Almost all of this day's walk slopes gently downhill along wide and flat pathways, which is a good thing as the route has been considerably extended since the publication of the first edition of the Capital Ring guidebook in 2003. There was a new edition published in 2006, so presumably the extension is included in there, but luckily the way markers on this leg are up to the usual high standards of the Ring (day 9 aside), so even with the old guidebook, it's easy enough to follow and is well worth the effort.
Anyway, the extension doesn't kick in until the second half of the walk, so let's start at the beginning, halfway along a suburban street in Highgate, where the Ring heads up a steep staircase to the main road before turning onto Archway Road. It's worth taking a pause here to spy out the Archway, a huge bridge down the main road that gives the road (and the nearby tube station) its name. That done, it's time for the Parkland Walk.
I like disused railway lines, because they always make for easy and tranquil walking. The Ring follows the Parkland Walk for two miles along this old section of the Great Northern Railway, and although you can feel London on either side, the embankments and cuttings create a quiet and sheltered stroll that feels surprisingly cut off from the urban sprawl. From the high points you can spy into people's back gardens and enjoy views across to Canary Wharf, and in the cuttings the noise levels are so low you could kid yourself that you're in the countryside. It's a great little track, this.
About halfway along the walk are the old platforms of Crouch End station, and it's the first point at which this feels like a disused railway; it's a strange feeling, walking between the platforms where the trains used to run. But just beyond the old station is the strangest section of all, because this is where the graffiti artists have taken over.
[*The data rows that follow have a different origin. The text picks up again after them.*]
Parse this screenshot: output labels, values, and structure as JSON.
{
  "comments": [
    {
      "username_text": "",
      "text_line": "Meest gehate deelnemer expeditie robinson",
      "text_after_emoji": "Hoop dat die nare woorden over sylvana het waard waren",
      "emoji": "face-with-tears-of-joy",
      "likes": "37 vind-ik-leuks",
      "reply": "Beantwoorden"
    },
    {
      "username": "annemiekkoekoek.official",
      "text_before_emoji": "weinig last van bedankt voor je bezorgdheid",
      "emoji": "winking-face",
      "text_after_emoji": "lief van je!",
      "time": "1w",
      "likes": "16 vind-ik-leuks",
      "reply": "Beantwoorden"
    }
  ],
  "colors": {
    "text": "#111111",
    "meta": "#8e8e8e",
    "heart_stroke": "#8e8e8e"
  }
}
Nearby is Crouch Hill Community Centre, which might have something to do with it, but thankfully the artists of Crouch End are really rather skilled, and if you can ignore the amateur tag-scribbling surrounding them, it's worth picking out the amazing designs that dominate the walls. If all graffiti was like this, it would be much easier to be sympathetic to it as an art form rather than a blight.
The graffiti dies out as quickly as the cutting walls end, and the Ring dives straight back into the enjoyable plodding of the disused railway, all the way to the gates of Finsbury Park. A large, landscaped park, Finsbury Park is great: it's got a large boating pond, a café, playing fields and, when I visited, a fun fair. As a place to sit and munch on your sandwiches while watching the city tick by, it's great, and it's large enough for plenty of privacy, if that's your thing.
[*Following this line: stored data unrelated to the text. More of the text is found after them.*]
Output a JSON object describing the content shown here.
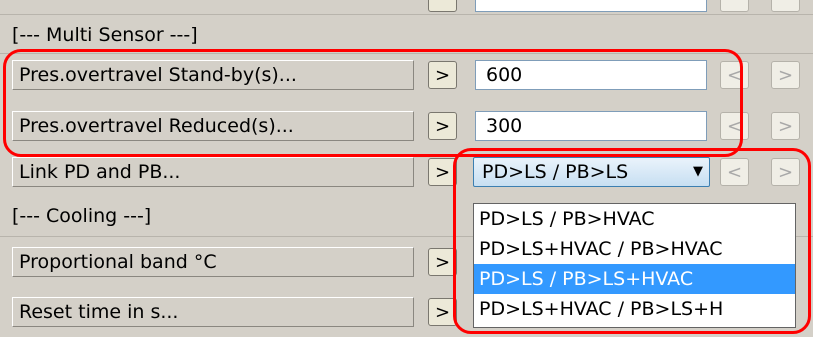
{
  "rows": {
    "section_multi_sensor": "[--- Multi Sensor ---]",
    "standby_label": "Pres.overtravel Stand-by(s)...",
    "standby_value": "600",
    "reduced_label": "Pres.overtravel Reduced(s)...",
    "reduced_value": "300",
    "link_label": "Link PD and PB...",
    "link_value": "PD>LS / PB>LS",
    "section_cooling": "[--- Cooling ---]",
    "prop_band_label": "Proportional band °C",
    "reset_time_label": "Reset time in s..."
  },
  "dropdown": {
    "options": [
      "PD>LS / PB>HVAC",
      "PD>LS+HVAC / PB>HVAC",
      "PD>LS / PB>LS+HVAC",
      "PD>LS+HVAC / PB>LS+H"
    ],
    "selected_index": 2
  },
  "glyphs": {
    "go": ">",
    "prev": "<",
    "next": ">",
    "arrow": "▼"
  },
  "colors": {
    "highlight": "#ff0000",
    "selection": "#3399ff",
    "panel": "#d4d0c8"
  }
}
This is where the Ring has been extended, too. The original route – which is still shown on the signs as an option for those who want to avoid steps – follows roads all the way to Clissold Park in Stoke Newington, but the new route takes the New River Path to within a block of Clissold Park, and it's a great improvement. The New River was built in 1613 to bring fresh water to London from Ware in Hertfordshire, 40 miles away, and it was built to follow the contours all the way, dropping an average of two inches every mile, so the water flows without the need for pumps. The river meanders around in an elongated 'S' shape, passing along the northern shores of two reservoirs, the imaginatively named West and East Reservoirs. The views over north London from the banks are excellent, and despite the large number of flying insects who call this part of the world home, it's an enjoyable diversion.
The river peters out not far from the large towers of the Castle Climbing Centre, and it's a stone's throw to Clissold Park, a delightful park that takes the Ring to Stoke Newington. Dominating the green grass and pleasant ponds of Clissold Park is the 220 ft spire of St Mary's Church, and the Ring plods through the park towards this amazing landmark, sitting there on Stoke Newington Church Street. This is a great street: Stoke Newington has always been associated with dissenters and radicals, and modern Stokey retains a similarly bohemian and multicultural atmosphere. Book shops spill out into the street, a dentist operates from a building that looks like the Old Curiosity Shop, cafés set up shop on the pavement, and further on, on the High Street, Stoke Newington feels like another country (something I mean as a compliment). Shops sell things in strange alphabets and smells waft out onto the street that you've never smelled before. It's invigorating.
But before the delights of the High Street, there's an even more amazing treat in store for walkers of the Ring, as it passes through Abney Park Cemetery. This cemetery of 300,000 graves is also an official nature reserve, and the sight of Mother Nature slowly reclaiming thousands of gravestones is a sight to behold. Creepers pull angels down into the undergrowth, while stone caskets split open, spilling stonework onto their neighbours. It's an eerie but beautiful place, and is the perfect place to end this entertaining and easy walk.